AI capex is pouring out — who actually pays the bill?
Raedler's core question: the massive AI capex driving demand for Micron and other chipmakers must ultimately be recouped from end users paying for AI services.
This means → the profit foundation of the entire chain sits not with suppliers (chips, cloud) but with how much end users are willing to pay.
He calls current earnings forecasts "very optimistic" — the market prices in sustained high-price adoption, an assumption reality is already chipping away at.
Why is AI's pricing power slipping?
Raedler identifies two forces: price hikes are pushing clients away — as AI services raise prices, some users simply cut usage.
At the same time, low-cost open-source models are eroding the scarcity that closed-source providers need to maintain fat margins.

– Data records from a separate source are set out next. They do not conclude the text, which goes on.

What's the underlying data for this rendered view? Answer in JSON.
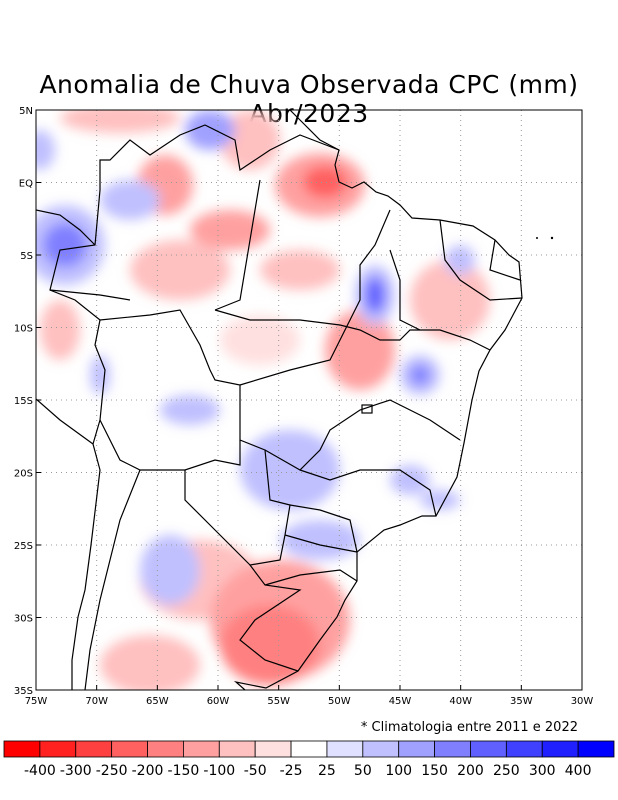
{
  "title": "Anomalia de Chuva Observada CPC (mm) Abr/2023",
  "map": {
    "lon_range": [
      -75,
      -30
    ],
    "lat_range": [
      -35,
      5
    ],
    "x_ticks": [
      "75W",
      "70W",
      "65W",
      "60W",
      "55W",
      "50W",
      "45W",
      "40W",
      "35W",
      "30W"
    ],
    "y_ticks": [
      "5N",
      "EQ",
      "5S",
      "10S",
      "15S",
      "20S",
      "25S",
      "30S",
      "35S"
    ]
  },
  "note": "* Climatologia entre 2011 e 2022",
  "colorbar": {
    "colors": [
      "#ff0000",
      "#ff2020",
      "#ff4040",
      "#ff6060",
      "#ff8080",
      "#ffa0a0",
      "#ffc0c0",
      "#ffe0e0",
      "#ffffff",
      "#e0e0ff",
      "#c0c0ff",
      "#a0a0ff",
      "#8080ff",
      "#6060ff",
      "#4040ff",
      "#2020ff",
      "#0000ff"
    ],
    "labels": [
      "-400",
      "-300",
      "-250",
      "-200",
      "-150",
      "-100",
      "-50",
      "-25",
      "25",
      "50",
      "100",
      "150",
      "200",
      "250",
      "300",
      "400"
    ]
  }
}
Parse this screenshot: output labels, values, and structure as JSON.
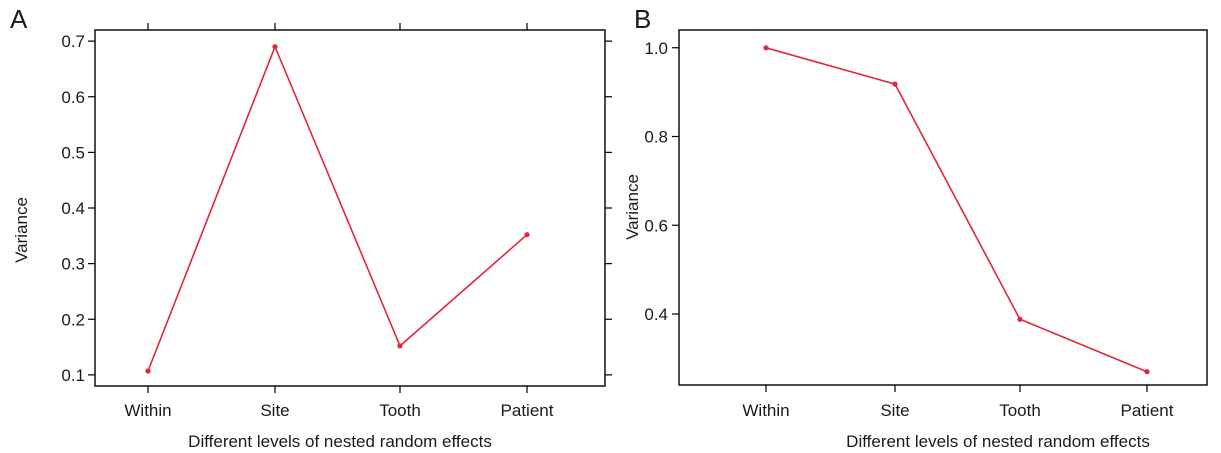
{
  "figure": {
    "panels": [
      "A",
      "B"
    ]
  },
  "chart_data": [
    {
      "panel": "A",
      "type": "line",
      "categories": [
        "Within",
        "Site",
        "Tooth",
        "Patient"
      ],
      "series": [
        {
          "values": [
            0.107,
            0.69,
            0.152,
            0.352
          ],
          "color": "#e3263e"
        }
      ],
      "xlabel": "Different levels of nested random effects",
      "ylabel": "Variance",
      "ylim": [
        0.08,
        0.72
      ],
      "yticks": [
        0.1,
        0.2,
        0.3,
        0.4,
        0.5,
        0.6,
        0.7
      ],
      "ytick_labels": [
        "0.1",
        "0.2",
        "0.3",
        "0.4",
        "0.5",
        "0.6",
        "0.7"
      ],
      "right_ticks": true,
      "top_ticks": true,
      "grid": false,
      "legend": "none"
    },
    {
      "panel": "B",
      "type": "line",
      "categories": [
        "Within",
        "Site",
        "Tooth",
        "Patient"
      ],
      "series": [
        {
          "values": [
            1.0,
            0.918,
            0.388,
            0.27
          ],
          "color": "#e3263e"
        }
      ],
      "xlabel": "Different levels of nested random effects",
      "ylabel": "Variance",
      "ylim": [
        0.24,
        1.04
      ],
      "yticks": [
        0.4,
        0.6,
        0.8,
        1.0
      ],
      "ytick_labels": [
        "0.4",
        "0.6",
        "0.8",
        "1.0"
      ],
      "right_ticks": false,
      "top_ticks": false,
      "grid": false,
      "legend": "none"
    }
  ]
}
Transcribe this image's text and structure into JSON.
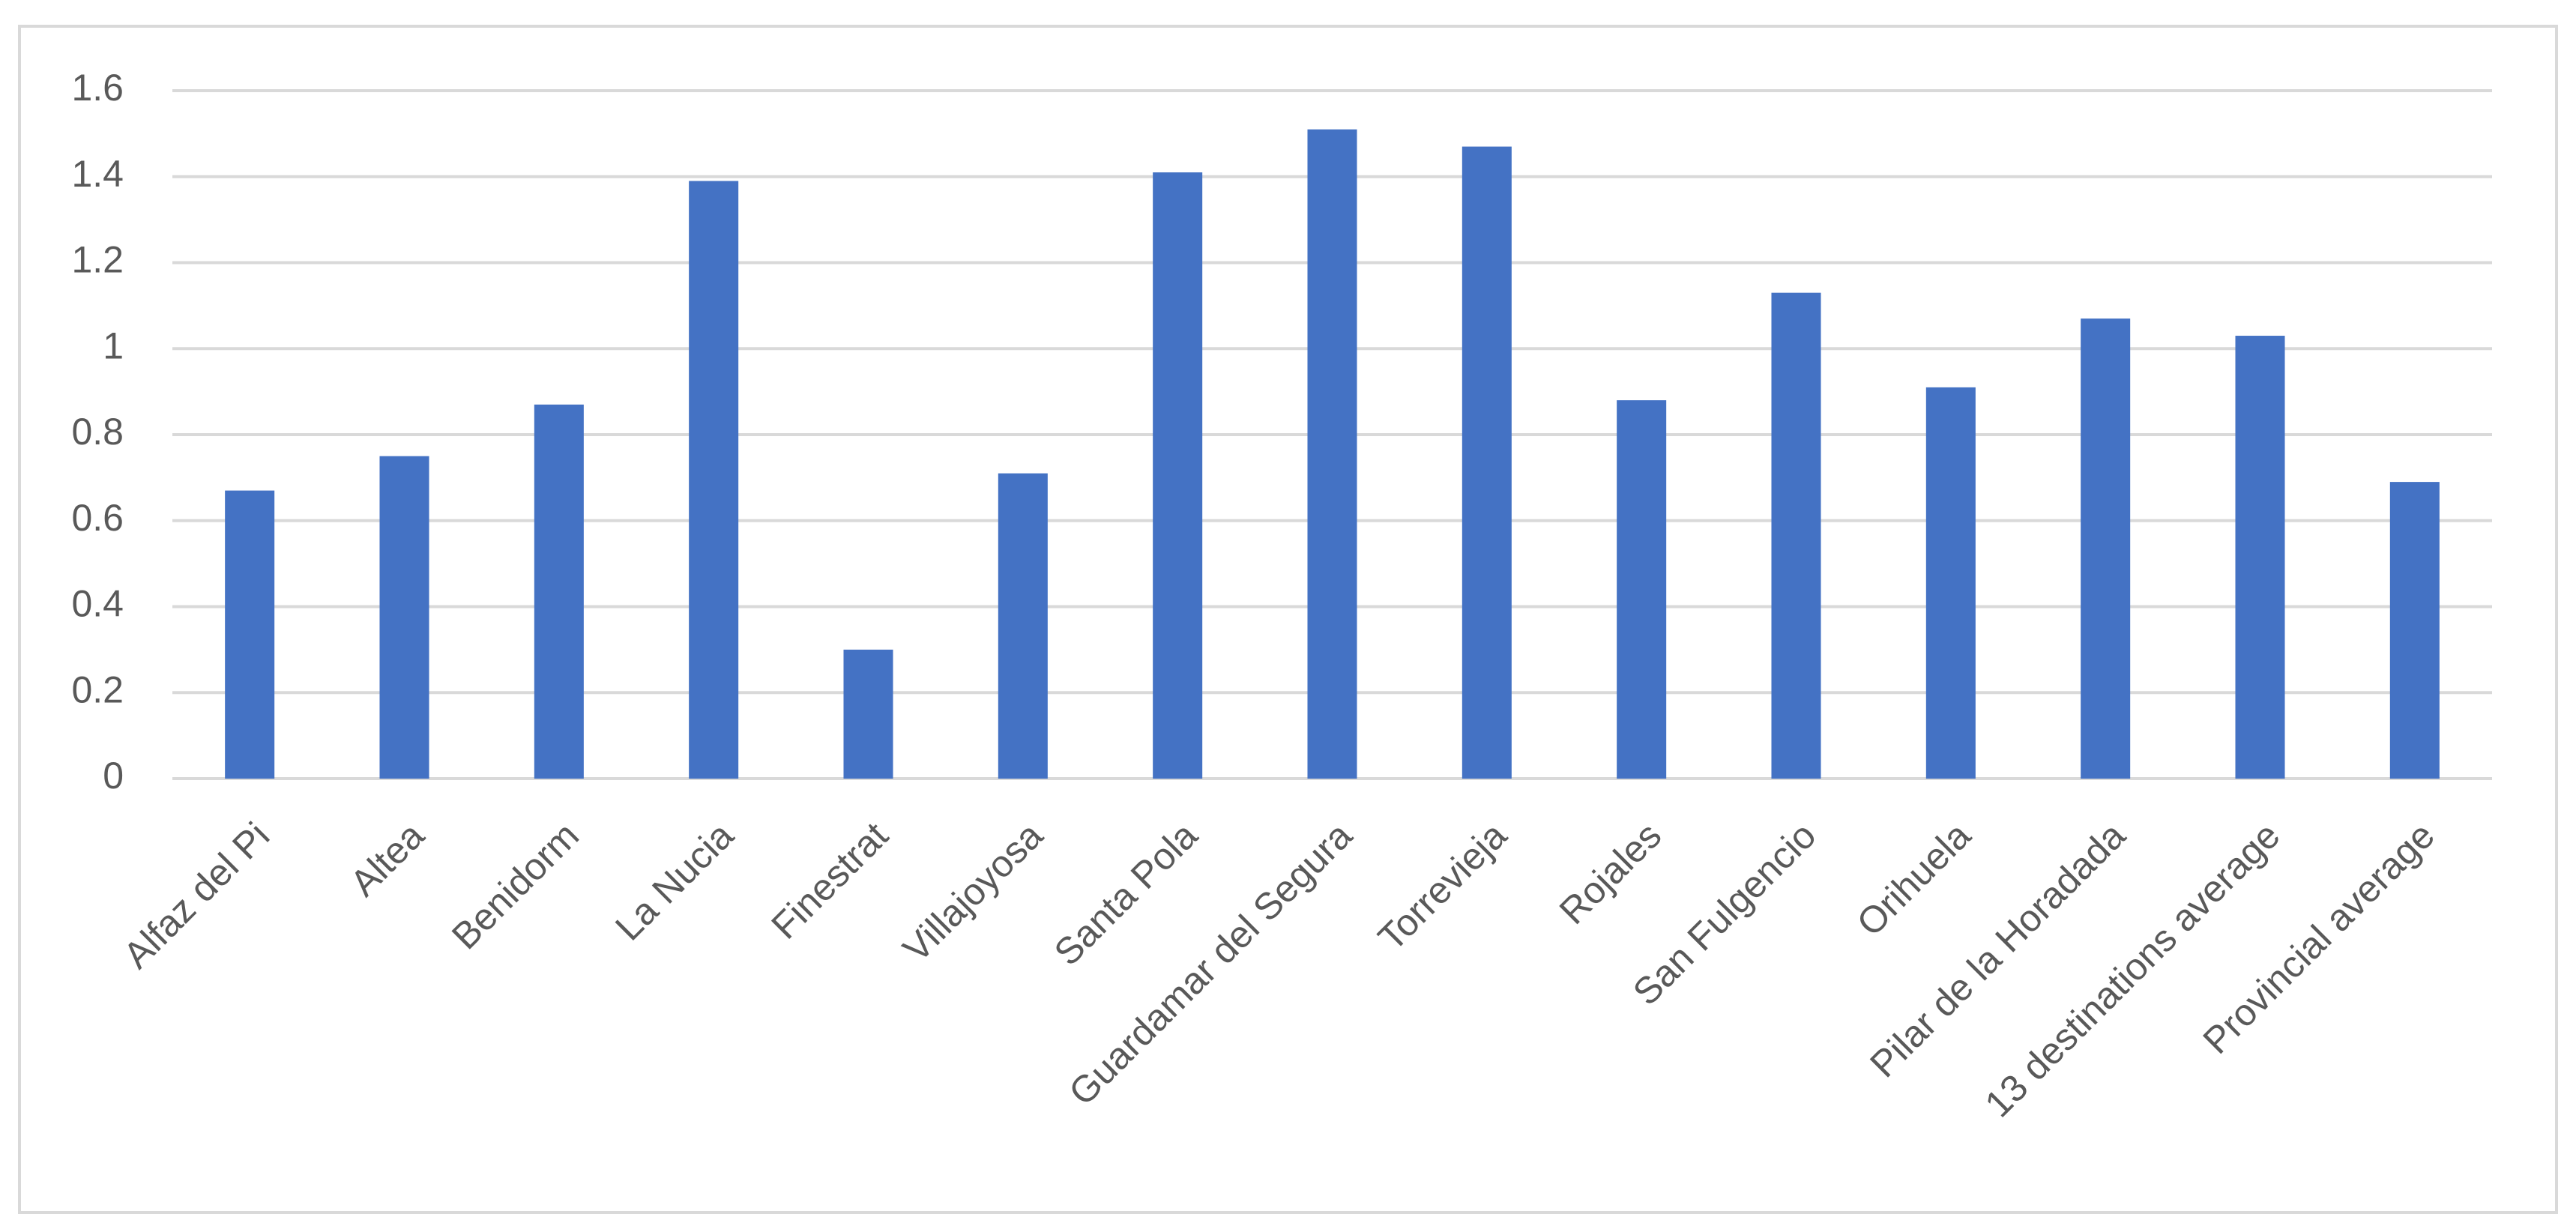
{
  "chart_data": {
    "type": "bar",
    "categories": [
      "Alfaz del Pi",
      "Altea",
      "Benidorm",
      "La Nucia",
      "Finestrat",
      "Villajoyosa",
      "Santa Pola",
      "Guardamar del Segura",
      "Torrevieja",
      "Rojales",
      "San Fulgencio",
      "Orihuela",
      "Pilar de la Horadada",
      "13 destinations average",
      "Provincial average"
    ],
    "values": [
      0.67,
      0.75,
      0.87,
      1.39,
      0.3,
      0.71,
      1.41,
      1.51,
      1.47,
      0.88,
      1.13,
      0.91,
      1.07,
      1.03,
      0.69
    ],
    "color": "#4472c4",
    "ylim": [
      0,
      1.6
    ],
    "yticks": [
      0,
      0.2,
      0.4,
      0.6,
      0.8,
      1,
      1.2,
      1.4,
      1.6
    ],
    "grid": true
  }
}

In plain terms = customers are balking at the price on one side; cheap alternatives are flooding in on the other — both squeeze the margin moat narrower.
What signal would crack the AI trade?
Raedler draws three trigger lines: ① clients explicitly refuse to pay up; ② traffic shifts en masse to cheaper models; ③ the first hyperscaler admits "I'm not sure I'm creating value" and cuts capex.
This means → the three need not fire together — any single one shakes the market's faith in AI capital returns.
This reflects how fragile the current AI trade is: it rests on the expectation that spending will convert to profit, not on verified cash flows.
Why can defensive sectors absorb the rotation?
Consumer staples and pharma are what Raedler calls the "forgotten sectors" — capital chased AI for years, compressing their valuations, yet their fundamental logic remains intact.
In plain terms = regardless of where AI goes, people still buy medicine and daily essentials — these sectors' revenue does not depend on the AI narrative.
He adds that if investors judge AI capex unsustainable, German bunds and various pair trades should also outperform ahead of the inflection point.
How should we read the market's mood right now?
The Nasdaq 100 fell 3.3% on Tuesday; upbeat guidance from Micron and Qualcomm then lifted semiconductor sentiment.
This means → near-term data still props up the AI-demand narrative, but Raedler's logic points further out: if this recovery proves unsustainable, defensive sectors' relative value becomes the next pricing anchor.
This reflects a market sitting at the "faith vs. verification" tipping point — each recovery demands stronger evidence to hold.
Content is for reference only, not financial advice.